A host that does not respond or does not contact the FMS is flagged via an 
alert, but is not removed from the fabric.  If a new or other host reports
itself connected to the fabric in the same place as the original host, the
link to the original host is marked as "missing" and the link to the new
host is marked as "missing". Thus, if two hosts get swapped, you will (for now)
get two "new" links and two "missing" links.

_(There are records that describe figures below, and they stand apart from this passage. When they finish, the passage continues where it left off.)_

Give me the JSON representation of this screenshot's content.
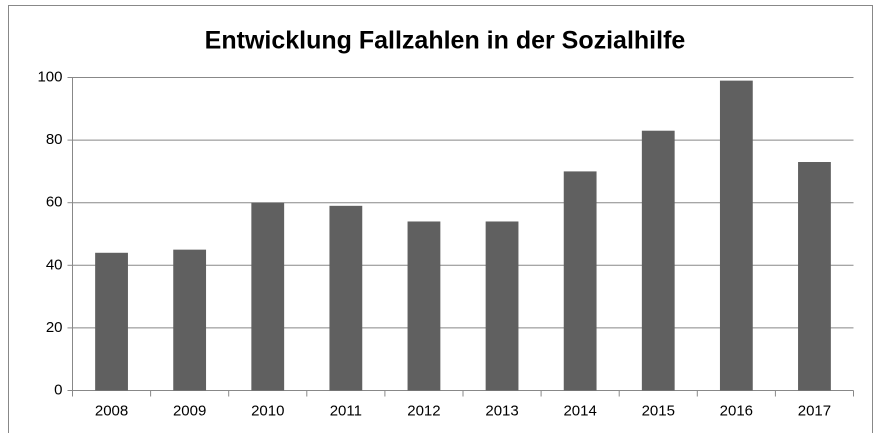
{
  "chart_data": {
    "type": "bar",
    "title": "Entwicklung Fallzahlen in der Sozialhilfe",
    "categories": [
      "2008",
      "2009",
      "2010",
      "2011",
      "2012",
      "2013",
      "2014",
      "2015",
      "2016",
      "2017"
    ],
    "values": [
      44,
      45,
      60,
      59,
      54,
      54,
      70,
      83,
      99,
      73
    ],
    "color": "#606060",
    "ylim": [
      0,
      100
    ],
    "yticks": [
      0,
      20,
      40,
      60,
      80,
      100
    ],
    "grid": true
  }
}
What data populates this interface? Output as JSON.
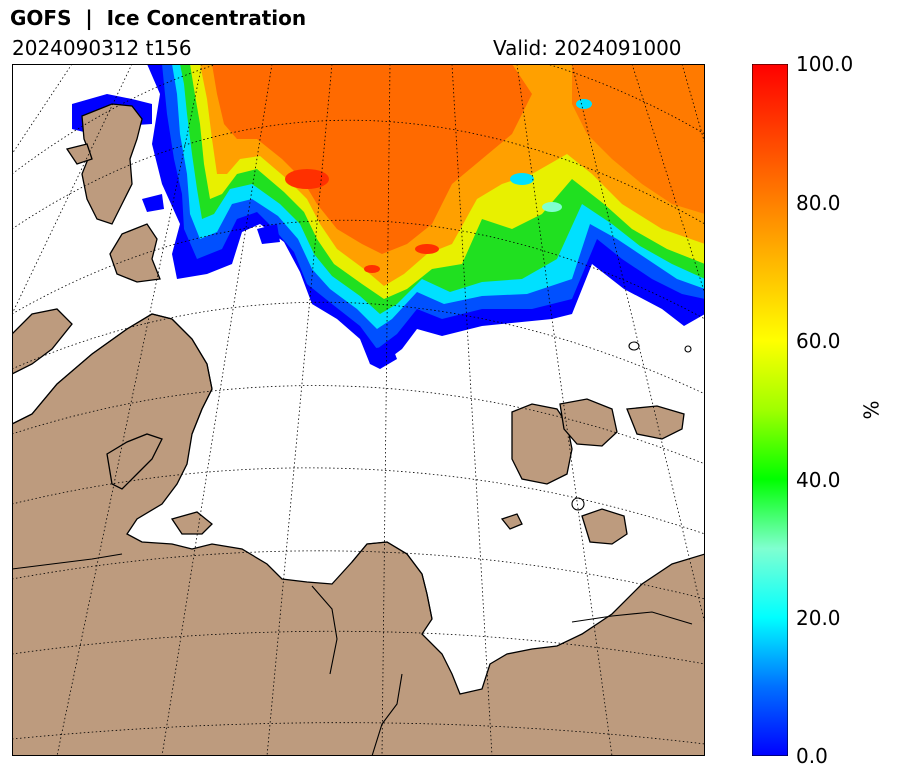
{
  "header": {
    "title": "GOFS  |  Ice Concentration",
    "run": "2024090312 t156",
    "valid": "Valid: 2024091000"
  },
  "colorbar": {
    "label": "%",
    "ticks": [
      "100.0",
      "80.0",
      "60.0",
      "40.0",
      "20.0",
      "0.0"
    ],
    "range": [
      0,
      100
    ],
    "colors": [
      "#0000ff",
      "#0070ff",
      "#00ffff",
      "#80ffd0",
      "#00ff00",
      "#a0ff00",
      "#ffff00",
      "#ffc000",
      "#ff8000",
      "#ff4000",
      "#ff0000"
    ]
  },
  "map": {
    "land_color": "#bd9b7e",
    "ocean_color": "#ffffff",
    "gridline_style": "dotted"
  }
}
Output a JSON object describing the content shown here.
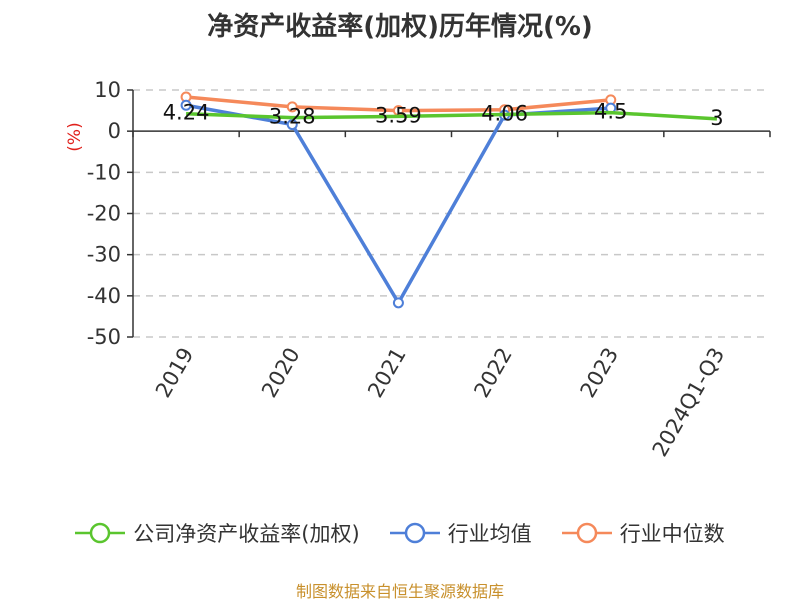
{
  "chart_data": {
    "type": "line",
    "title": "净资产收益率(加权)历年情况(%)",
    "unit_label": "(%)",
    "categories": [
      "2019",
      "2020",
      "2021",
      "2022",
      "2023",
      "2024Q1-Q3"
    ],
    "ylim": [
      -50,
      10
    ],
    "yticks": [
      10,
      0,
      -10,
      -20,
      -30,
      -40,
      -50
    ],
    "grid": true,
    "legend_position": "bottom",
    "series": [
      {
        "name": "公司净资产收益率(加权)",
        "color": "#5ac52e",
        "values": [
          4.24,
          3.28,
          3.59,
          4.06,
          4.5,
          3
        ],
        "labels": [
          "4.24",
          "3.28",
          "3.59",
          "4.06",
          "4.5",
          "3"
        ]
      },
      {
        "name": "行业均值",
        "color": "#4e7fd8",
        "values": [
          6.3,
          1.6,
          -41.7,
          3.9,
          5.6,
          null
        ]
      },
      {
        "name": "行业中位数",
        "color": "#f5895a",
        "values": [
          8.3,
          5.9,
          5.0,
          5.2,
          7.6,
          null
        ]
      }
    ]
  },
  "footer": {
    "source": "制图数据来自恒生聚源数据库"
  }
}
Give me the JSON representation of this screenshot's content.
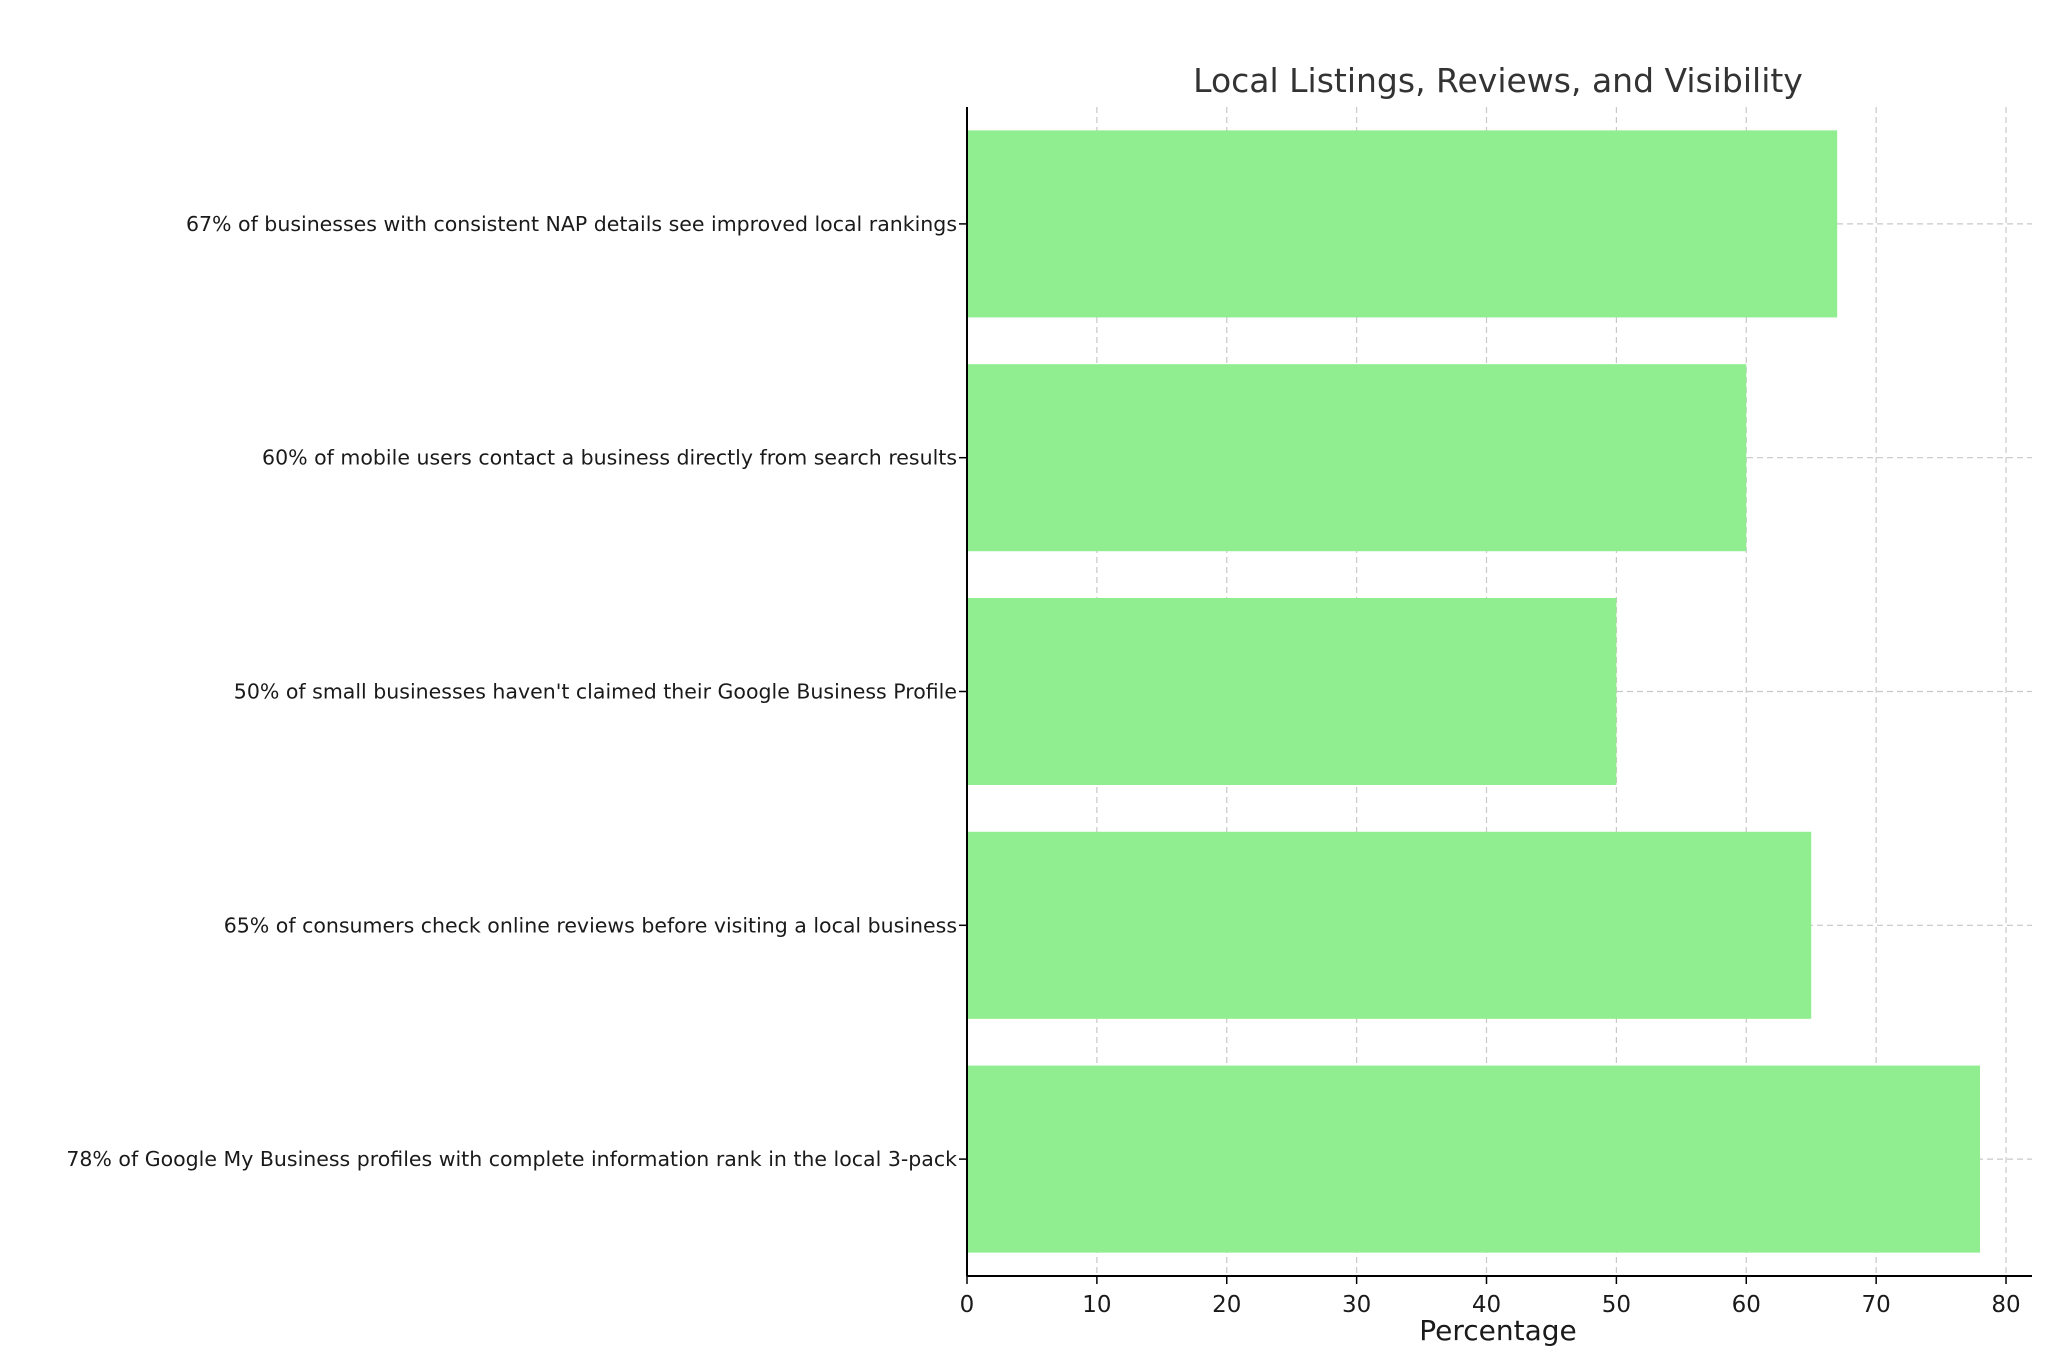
{
  "chart_data": {
    "type": "bar",
    "orientation": "horizontal",
    "title": "Local Listings, Reviews, and Visibility",
    "xlabel": "Percentage",
    "ylabel": "",
    "xlim": [
      0,
      82
    ],
    "xticks": [
      0,
      10,
      20,
      30,
      40,
      50,
      60,
      70,
      80
    ],
    "grid": true,
    "bar_color": "#90ee90",
    "categories": [
      "67% of businesses with consistent NAP details see improved local rankings",
      "60% of mobile users contact a business directly from search results",
      "50% of small businesses haven't claimed their Google Business Profile",
      "65% of consumers check online reviews before visiting a local business",
      "78% of Google My Business profiles with complete information rank in the local 3-pack"
    ],
    "values": [
      67,
      60,
      50,
      65,
      78
    ]
  }
}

NICs are determined to be absent when an FMA reports in without an expected NIC.
The NIC is removed from the current fabric map and a missing NIC notation is  
made. 


When commiting a change to the fabric, downstream commits are also implied:
  commit new host -> commit all attached new NICs

Scenarios:

replace a NIC - FMA reports in with same NIC count, same NIC slots, but
 MAC and serial are different.  NIC will get marked as "changed", links will
 remain intact.  If number of ports changed, forget all link information.
 This auto-commits.

new NIC - a NIC is reported where no NIC existed before. this may also cause
 an existing NIC to show up with a different nic_id.  Change the NIC whose
 nic_id changed, and create a new entry for the new NIC.  Keep link info
 for the pre-existing NIC.  If the old NIC changed slots, this is
 auto-committed, the new NIC is not auto-commited.

missing NIC - if a NIC is removed from a host, its links are clobbered and the
 NIC struct is deleted from the fabric.  The nic_id of remaining NICs may
 change as a result.  The nic_id changes are auto-commited, the missing NIC
 is not.  An alert is raised for a missing NIC.